Our wide-ranging research on the future economic, professional and social landscape draws on the expertise across our global network and helps us analyse and shape our response.

During 2018-19, we’ve undertaken wide-ranging trend analysis to support development of our 2025 strategy. This work has reinforced that we’re in an unprecedented time of change. The global climate of increased volatility is bringing heightened political, social and economic tensions.

Digital technologies and automation, changes in the learning and employer landscapes, and new generations emerging into the workplace with very different expectations of professional qualification and membership to previous ones, are all creating both disruption and opportunity. ACCA’s professional insights report on the Emotional Quotient (EQ), and our prior work on Professional Accountants - the Future, reinforce that our ACCA Qualification changes provide the increasingly broader – and inter-related – skills and competences being demanded of the 21st century professional accountant.

Our Learning for the Future research also explores the impact of digital developments on how individuals learn and reinforces the importance of continuous lifelong learning to meet the fast-evolving demands of business and society

Key trends shaping our environment

Technology

Robotics and AI will become increasingly more prevalent, displacing programmable tasks and helping shape new business models, structures and careers.

Further movement of accounting professionals up the value chain. Huge business potential unleashed by the power of data analytics.

Lower-level roles and skills replaced by machine.

Rate of change and economic volatility

The global economy will continue to be unpredictable, with fluidity and volatility driven by political, social, environmental and technological disruption.

Greater demand for analysis and interpretation skills to assess and mitigate threats and risks.

Challenges in forecasting and greater uncertainty for entities and individuals.

Trust deficit

High levels of public distrust in governments, business and the professions.

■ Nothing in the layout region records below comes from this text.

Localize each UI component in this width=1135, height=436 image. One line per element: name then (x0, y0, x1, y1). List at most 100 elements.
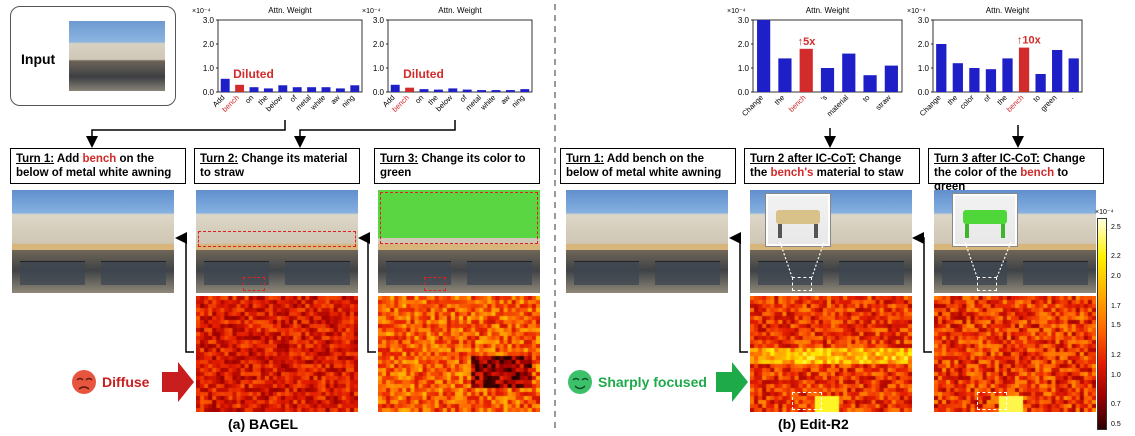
bar (350, 85, 360, 92)
zoom-connector (811, 241, 825, 278)
attention-heatmap-a-turn2 (196, 296, 358, 412)
chart-exponent: ×10⁻⁴ (192, 8, 211, 15)
turn-box-a-3: Turn 3: Change its color to green (374, 148, 540, 184)
y-tick-label: 1.0 (203, 64, 215, 73)
y-tick-label: 2.0 (203, 40, 215, 49)
turn-text: on the below of metal white awning (16, 153, 172, 179)
bar (1018, 47, 1030, 92)
bar (1052, 50, 1063, 92)
bar (462, 89, 472, 92)
y-tick-label: 0.0 (738, 88, 750, 97)
y-tick-label: 2.0 (918, 40, 930, 49)
bar-chart-a-turn2: Attn. Weight×10⁻⁴0.01.02.03.0AddbenchDil… (192, 6, 363, 114)
bar (520, 89, 530, 92)
bar (820, 68, 835, 92)
input-box: Input (10, 6, 176, 106)
turn-text: Change the color of the (934, 153, 1086, 179)
bar (757, 20, 771, 92)
turn-text: Add bench on the below of metal white aw… (566, 153, 722, 179)
input-label: Input (21, 51, 56, 67)
flow-arrow (729, 232, 748, 353)
focused-label: Sharply focused (598, 374, 707, 390)
y-tick-label: 3.0 (738, 16, 750, 25)
bar (491, 90, 501, 92)
bar (1068, 58, 1079, 92)
bar (863, 75, 877, 92)
bar (778, 58, 792, 92)
smile-face-icon (568, 370, 592, 394)
focused-arrow (716, 362, 748, 402)
colorbar-tick-label: 0.7 (1111, 401, 1121, 409)
zoom-connector (996, 241, 1012, 278)
bar (505, 90, 515, 92)
focus-region-box (792, 392, 822, 410)
bar (884, 65, 898, 92)
bar-annotation: Diluted (233, 67, 274, 81)
bench-zoom-inset (766, 194, 830, 246)
x-tick-label: to (1031, 93, 1042, 104)
bar (419, 89, 429, 92)
chart-exponent: ×10⁻⁴ (727, 8, 746, 15)
y-tick-label: 0.0 (373, 88, 385, 97)
colorbar-tick-label: 2.5 (1111, 223, 1121, 231)
bar (936, 44, 947, 92)
bar (799, 48, 813, 92)
flow-arrow (86, 120, 286, 148)
zoom-connector (964, 241, 978, 278)
bar (433, 89, 443, 92)
chart-title: Attn. Weight (438, 6, 482, 15)
bar (390, 84, 400, 92)
bar (292, 87, 302, 92)
turn-prefix: Turn 3: (380, 153, 419, 165)
turn-box-a-1: Turn 1: Add bench on the below of metal … (10, 148, 186, 184)
colorbar-tick-label: 2.0 (1111, 273, 1121, 281)
bar (321, 87, 331, 92)
x-tick-label: . (1067, 93, 1075, 101)
bar (278, 85, 288, 92)
turn-highlight: bench's (770, 167, 814, 179)
diffuse-arrow (162, 362, 194, 402)
turn-highlight: bench (1020, 167, 1055, 179)
photo-a-turn1 (12, 190, 174, 293)
bar (448, 88, 458, 92)
colorbar-tick-label: 1.5 (1111, 322, 1121, 330)
y-tick-label: 0.0 (203, 88, 215, 97)
bar (842, 53, 856, 92)
bar (249, 87, 259, 92)
colorbar-tick-label: 2.2 (1111, 253, 1121, 261)
turn-box-a-2: Turn 2: Change its material to straw (194, 148, 360, 184)
bar (1002, 58, 1013, 92)
plot-frame (387, 19, 533, 93)
bar (952, 63, 963, 92)
y-tick-label: 1.0 (918, 64, 930, 73)
plot-frame (217, 19, 363, 93)
bench-zoom-inset (953, 194, 1017, 246)
x-tick-label: of (458, 92, 469, 103)
bench-region-box (792, 277, 812, 291)
turn-text: Add (54, 153, 83, 165)
turn-box-b-2: Turn 2 after IC-CoT: Change the bench's … (744, 148, 920, 184)
attention-heatmap-a-turn3 (378, 296, 540, 412)
flow-arrow (294, 120, 456, 148)
y-tick-label: 1.0 (738, 64, 750, 73)
flow-arrow (175, 232, 194, 353)
caption-a: (a) BAGEL (228, 416, 298, 432)
flow-arrow (912, 232, 932, 353)
turn-text: Change its material to straw (200, 153, 348, 179)
chart-title: Attn. Weight (268, 6, 312, 15)
x-tick-label: of (288, 92, 299, 103)
turn-highlight: bench (82, 153, 117, 165)
bar-chart-a-turn3: Attn. Weight×10⁻⁴0.01.02.03.0AddbenchDil… (362, 6, 533, 114)
chart-title: Attn. Weight (806, 6, 850, 15)
turn-box-b-3: Turn 3 after IC-CoT: Change the color of… (928, 148, 1104, 193)
attention-heatmap-b-turn2 (750, 296, 912, 412)
diffuse-label: Diffuse (102, 374, 150, 390)
edit-region-box (380, 192, 538, 244)
y-tick-label: 1.0 (373, 64, 385, 73)
bar (335, 88, 345, 92)
photo-a-turn3 (378, 190, 540, 293)
x-tick-label: 's (819, 93, 829, 103)
y-tick-label: 3.0 (373, 16, 385, 25)
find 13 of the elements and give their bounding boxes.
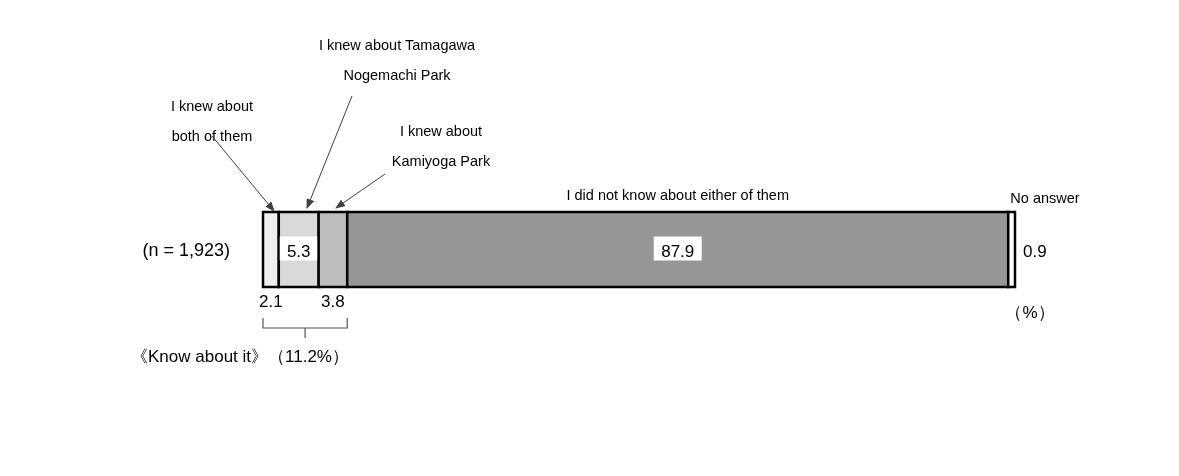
annotation: 《Know about it》（11.2%） (131, 347, 349, 366)
annotation: （%） (1005, 303, 1055, 322)
series-name: I did not know about either of them (566, 187, 789, 203)
series-name: I knew about Tamagawa Nogemachi Park (318, 37, 476, 83)
data-label: 5.3 (286, 241, 311, 261)
data-label: 3.8 (321, 292, 345, 311)
data-label: 2.1 (259, 292, 283, 311)
category-label: (n = 1,923) (142, 239, 230, 260)
data-label: 87.9 (661, 241, 695, 261)
series-name: I knew about Kamiyoga Park (391, 123, 491, 169)
data-label: 0.9 (1023, 241, 1047, 261)
series-name: I knew about both of them (170, 98, 254, 144)
series-name: No answer (1010, 190, 1080, 206)
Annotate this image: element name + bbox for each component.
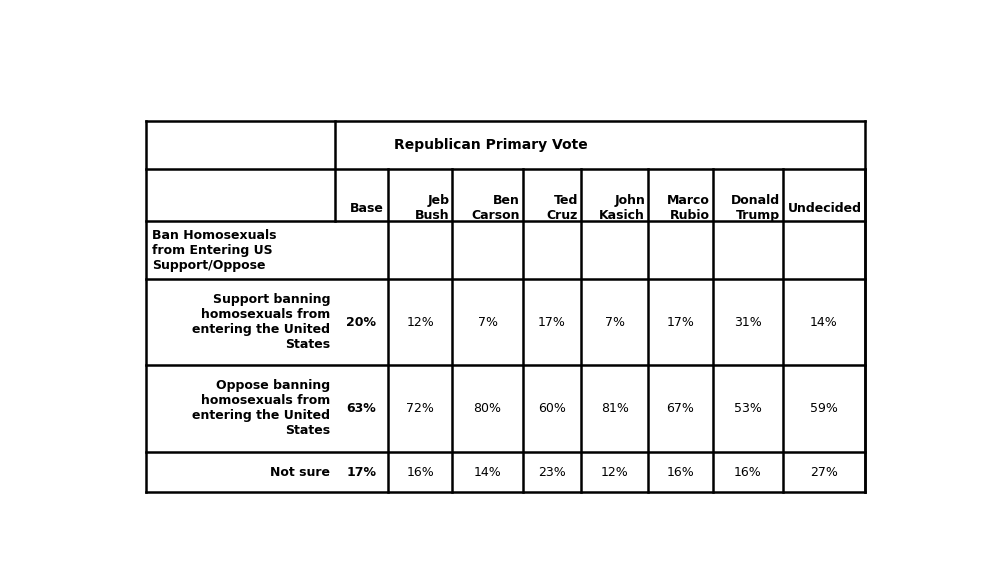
Text: Marco
Rubio: Marco Rubio — [667, 194, 710, 222]
Text: 81%: 81% — [601, 402, 628, 415]
Text: 80%: 80% — [473, 402, 502, 415]
Text: Donald
Trump: Donald Trump — [731, 194, 780, 222]
Text: 16%: 16% — [667, 466, 694, 478]
Text: 59%: 59% — [810, 402, 838, 415]
Text: Jeb
Bush: Jeb Bush — [414, 194, 450, 222]
Text: 7%: 7% — [605, 316, 625, 329]
Text: Oppose banning
homosexuals from
entering the United
States: Oppose banning homosexuals from entering… — [192, 379, 330, 437]
Text: 63%: 63% — [347, 402, 376, 415]
Text: Not sure: Not sure — [270, 466, 330, 478]
Text: Ted
Cruz: Ted Cruz — [547, 194, 578, 222]
Text: Ben
Carson: Ben Carson — [471, 194, 519, 222]
Text: 16%: 16% — [407, 466, 434, 478]
Text: 12%: 12% — [407, 316, 434, 329]
Text: 72%: 72% — [407, 402, 434, 415]
Text: Support banning
homosexuals from
entering the United
States: Support banning homosexuals from enterin… — [192, 293, 330, 351]
Text: 20%: 20% — [347, 316, 376, 329]
Text: 7%: 7% — [477, 316, 498, 329]
Text: 60%: 60% — [538, 402, 566, 415]
Text: 17%: 17% — [347, 466, 376, 478]
Text: 17%: 17% — [538, 316, 566, 329]
Text: John
Kasich: John Kasich — [599, 194, 645, 222]
Text: 53%: 53% — [734, 402, 762, 415]
Text: 17%: 17% — [667, 316, 694, 329]
Text: Ban Homosexuals
from Entering US
Support/Oppose: Ban Homosexuals from Entering US Support… — [151, 229, 276, 272]
Text: 31%: 31% — [734, 316, 762, 329]
Text: 14%: 14% — [473, 466, 502, 478]
Text: 67%: 67% — [667, 402, 694, 415]
Text: 12%: 12% — [601, 466, 628, 478]
Text: 23%: 23% — [538, 466, 566, 478]
Text: 16%: 16% — [734, 466, 762, 478]
Text: 27%: 27% — [810, 466, 838, 478]
Text: Base: Base — [350, 202, 383, 215]
Text: Undecided: Undecided — [788, 202, 862, 215]
Text: Republican Primary Vote: Republican Primary Vote — [394, 137, 588, 152]
Text: 14%: 14% — [810, 316, 838, 329]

Rising expectations from society that organisations and professionals need to be held to greater account and the growth of activism against business and institutions.

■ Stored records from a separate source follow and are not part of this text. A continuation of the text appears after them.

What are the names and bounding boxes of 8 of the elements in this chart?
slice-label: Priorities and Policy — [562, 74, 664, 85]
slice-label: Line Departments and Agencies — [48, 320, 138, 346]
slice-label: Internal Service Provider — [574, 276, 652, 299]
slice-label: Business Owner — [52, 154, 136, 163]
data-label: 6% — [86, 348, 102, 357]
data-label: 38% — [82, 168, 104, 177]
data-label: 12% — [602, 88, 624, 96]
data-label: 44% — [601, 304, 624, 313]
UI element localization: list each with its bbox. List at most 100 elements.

A wider and more valued role for professionals and organisations who ‘walk the talk’ on ethics and are transparent in their dealings.

Contagion from issues around public trust permanently damaging the profession and its credibility.

Rising regulation and reporting

In an effort to manage societal expectations, reporting is growing and expanding to cover climate change, gender pay and UN SDGs, with greater and wider expectations around disclosures. At the same time, nation-specific regulation is on the increase.

Professionals need to manage rising complexity in compliance, globally and nationally.

Professional accountants failing to fully embrace non-financial reporting and losing career territory as a result.

Changing aspirations of next generations

Newer generations in the workplace have different expectations and drivers, with progression and variety being prized over company loyalty.

Chance to reshape the role and remit of professional accountants for a new age.

Lack of appeal of traditional professions.

All this will call for greater agility and resilience from organisations that wish to thrive in the future. A dynamic and flexible approach will be required, as well as a laser-like focus on customer needs and experience.

 

The immediate economic outlook and our response

 

After decades where we’ve seen an embrace of globalisation – or, at the very least, an acceptance of global inter-connectedness – we’re now seeing a globalisation backlash in some key advanced developed economies and a move towards national interests, with the US and UK being prime examples of this shift. Unresolved trade tensions between China and the US, and the US and EU continue to create uncertainty, as does the yet unresolved issue of the UK’s exit from the EU.

 

However, the global economy is facing what the UN terms as a ‘confluence of risks, which could severely disrupt economic activity and inflict significant damage on longer-term development prospects’.

According to UN economic reports, global growth is expected to remain at three per cent in 2019 and 2020. However, the global economy is facing what the UN terms as a ‘confluence of risks, which could severely disrupt economic activity and inflict significant damage on longer-term development prospects’. These risks include the escalation of trade disputes, an abrupt tightening of global financial conditions, and intensifying climate risks.

Strong growth is nevertheless forecast for a number of key markets– with India and China outperforming other large economies. These two large markets form the backbone of ACCA’s portfolio. Through our network of offices we are able to respond to market opportunities as they arise, although our financial parameters for the coming year will mean we need to be very disclipined around investment.